Upon signing Pablo Sandoval this prior offseason, almost everyone knew that he was on the heavier side. The Red Sox never seemed to be particularly concerned about Sandoval's weight, but most of Red Sox Nation was jolted to attention once pictures of Sandoval surfaced in Spring Training.
To be perfectly honest, I don't even really like to write this article. Talking about people's weight is a touchy subject to almost everyone, but it is very necessary in Sandoval's situation. The Red Sox aren't paying me, so if I want to kick it back with a nice big pint of Ben and Jerry's (Chubby Hubby, preferably), then I will. The Red Sox, however, have invested close to $100 millions into the third basemen and expect him to maintain his body.
However, many players, including David Ortiz, Pablo Sandoval and Prince Fielder, are able to play just as good, if not better, than their leaner selves. We all can remember David Ortiz coming into camp significantly slimmer and starting off very slow. Once he plumped up after a couple nice size helpings of clam chowder, he tore the cover off the ball.

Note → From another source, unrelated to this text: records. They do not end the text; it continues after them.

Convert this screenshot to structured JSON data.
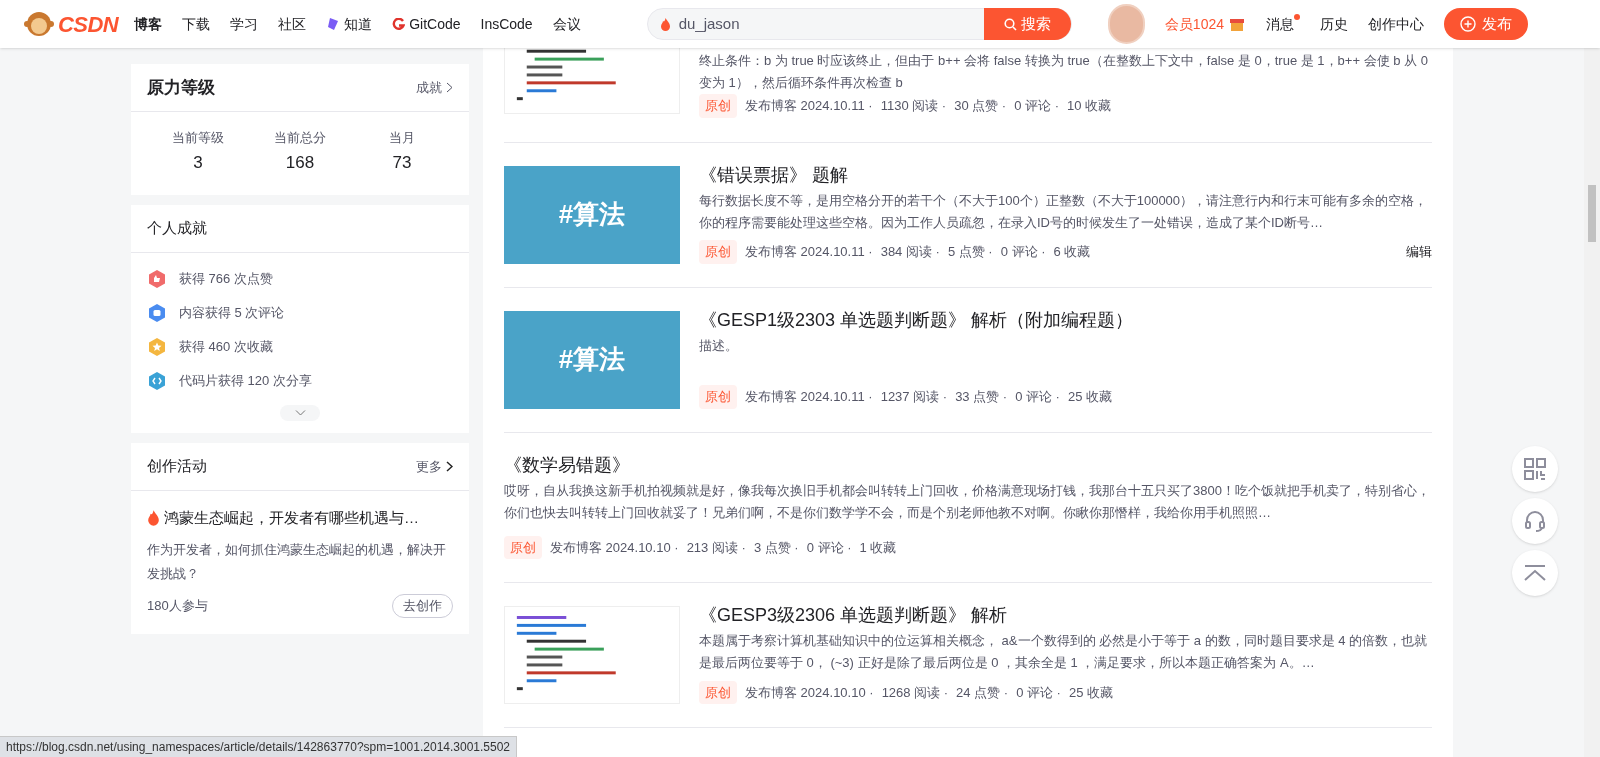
{
  "header": {
    "logo": "CSDN",
    "nav": [
      {
        "label": "博客",
        "kind": "plain",
        "selected": true
      },
      {
        "label": "下载",
        "kind": "plain",
        "selected": false
      },
      {
        "label": "学习",
        "kind": "plain",
        "selected": false
      },
      {
        "label": "社区",
        "kind": "plain",
        "selected": false
      },
      {
        "label": "知道",
        "kind": "zhidao",
        "selected": false
      },
      {
        "label": "GitCode",
        "kind": "gitcode",
        "selected": false
      },
      {
        "label": "InsCode",
        "kind": "plain",
        "selected": false
      },
      {
        "label": "会议",
        "kind": "plain",
        "selected": false
      }
    ],
    "search": {
      "value": "du_jason",
      "button": "搜索"
    },
    "vip": "会员1024",
    "links": [
      {
        "label": "消息",
        "unread": true
      },
      {
        "label": "历史",
        "unread": false
      },
      {
        "label": "创作中心",
        "unread": false
      }
    ],
    "publish": "发布"
  },
  "level_card": {
    "title": "原力等级",
    "link": "成就",
    "stats": [
      {
        "label": "当前等级",
        "value": "3"
      },
      {
        "label": "当前总分",
        "value": "168"
      },
      {
        "label": "当月",
        "value": "73"
      }
    ]
  },
  "achievements_card": {
    "title": "个人成就",
    "items": [
      {
        "text": "获得 766 次点赞",
        "kind": "like",
        "color": "#f06b6b"
      },
      {
        "text": "内容获得 5 次评论",
        "kind": "comment",
        "color": "#4a8cf0"
      },
      {
        "text": "获得 460 次收藏",
        "kind": "favorite",
        "color": "#f4b63f"
      },
      {
        "text": "代码片获得 120 次分享",
        "kind": "code",
        "color": "#3aa2d6"
      }
    ]
  },
  "activity_card": {
    "title": "创作活动",
    "link": "更多",
    "topic": "鸿蒙生态崛起，开发者有哪些机遇与…",
    "desc": "作为开发者，如何抓住鸿蒙生态崛起的机遇，解决开发挑战？",
    "count": "180人参与",
    "button": "去创作"
  },
  "articles": [
    {
      "thumb": {
        "kind": "code"
      },
      "desc": "终止条件：b 为 true 时应该终止，但由于 b++ 会将 false 转换为 true（在整数上下文中，false 是 0，true 是 1，b++ 会使 b 从 0 变为 1），然后循环条件再次检查 b",
      "tag": "原创",
      "meta": [
        "发布博客 2024.10.11 ·",
        "1130 阅读 ·",
        "30 点赞 ·",
        "0 评论 ·",
        "10 收藏"
      ]
    },
    {
      "thumb": {
        "kind": "tag",
        "text": "#算法"
      },
      "title": "《错误票据》 题解",
      "desc": "每行数据长度不等，是用空格分开的若干个（不大于100个）正整数（不大于100000），请注意行内和行末可能有多余的空格，你的程序需要能处理这些空格。因为工作人员疏忽，在录入ID号的时候发生了一处错误，造成了某个ID断号…",
      "tag": "原创",
      "meta": [
        "发布博客 2024.10.11 ·",
        "384 阅读 ·",
        "5 点赞 ·",
        "0 评论 ·",
        "6 收藏"
      ],
      "edit": "编辑"
    },
    {
      "thumb": {
        "kind": "tag",
        "text": "#算法"
      },
      "title": "《GESP1级2303 单选题判断题》 解析（附加编程题）",
      "desc": "描述。",
      "tag": "原创",
      "meta": [
        "发布博客 2024.10.11 ·",
        "1237 阅读 ·",
        "33 点赞 ·",
        "0 评论 ·",
        "25 收藏"
      ]
    },
    {
      "title": "《数学易错题》",
      "desc": "哎呀，自从我换这新手机拍视频就是好，像我每次换旧手机都会叫转转上门回收，价格满意现场打钱，我那台十五只买了3800！吃个饭就把手机卖了，特别省心，你们也快去叫转转上门回收就妥了！兄弟们啊，不是你们数学学不会，而是个别老师他教不对啊。你瞅你那憯样，我给你用手机照照…",
      "tag": "原创",
      "meta": [
        "发布博客 2024.10.10 ·",
        "213 阅读 ·",
        "3 点赞 ·",
        "0 评论 ·",
        "1 收藏"
      ]
    },
    {
      "thumb": {
        "kind": "code"
      },
      "title": "《GESP3级2306 单选题判断题》 解析",
      "desc": "本题属于考察计算机基础知识中的位运算相关概念， a&一个数得到的 必然是小于等于 a 的数，同时题目要求是 4 的倍数，也就是最后两位要等于 0， (~3) 正好是除了最后两位是 0 ，其余全是 1 ，满足要求，所以本题正确答案为 A。…",
      "tag": "原创",
      "meta": [
        "发布博客 2024.10.10 ·",
        "1268 阅读 ·",
        "24 点赞 ·",
        "0 评论 ·",
        "25 收藏"
      ]
    }
  ],
  "status_bar": "https://blog.csdn.net/using_namespaces/article/details/142863770?spm=1001.2014.3001.5502"
}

When those photos of Sandoval surfaced in March, Red Sox Skipper John Farrell was quick to rush to the defense of the newly acquired 3-time World Series Champion. Unfortunately for Sandoval, he is struggling this season. Badly.
A couple of days ago (July 29th), Sandoval left the game with dehydration and his manager was not as quick to jump to his defense:
"Whether he was declining in speed because of the onset of the dehydration, I can't answer that in a split-second moment," said Farrell after the loss.
Farrell was also very quick to include that he was not aware that Sandoval was dehydrated or in any discomfort prior to him being thrown out at home.
Moreover, on August 31st while on WEEI to talk about the Trade Deadline, Sandoval's weight was again put into question by the Skipper. Farrell went on to say that Sandoval needs to 'maintain some discipline (with nutrition) to keep him at an optimal weight.'
Now this is the type of manager that the members of Red Sox Nation want to see. Fiery. Enthusiastic. Committed. Farrell, like his mentor and predecessor Terry Francona, is known for always being behind his players. However, with the sense that he is losing not only the clubhouse but also his job security, could we see a different John Farrell for the rest of the season?
Lets hope so.
Hang in there Red Sox fans, only a couple of months left.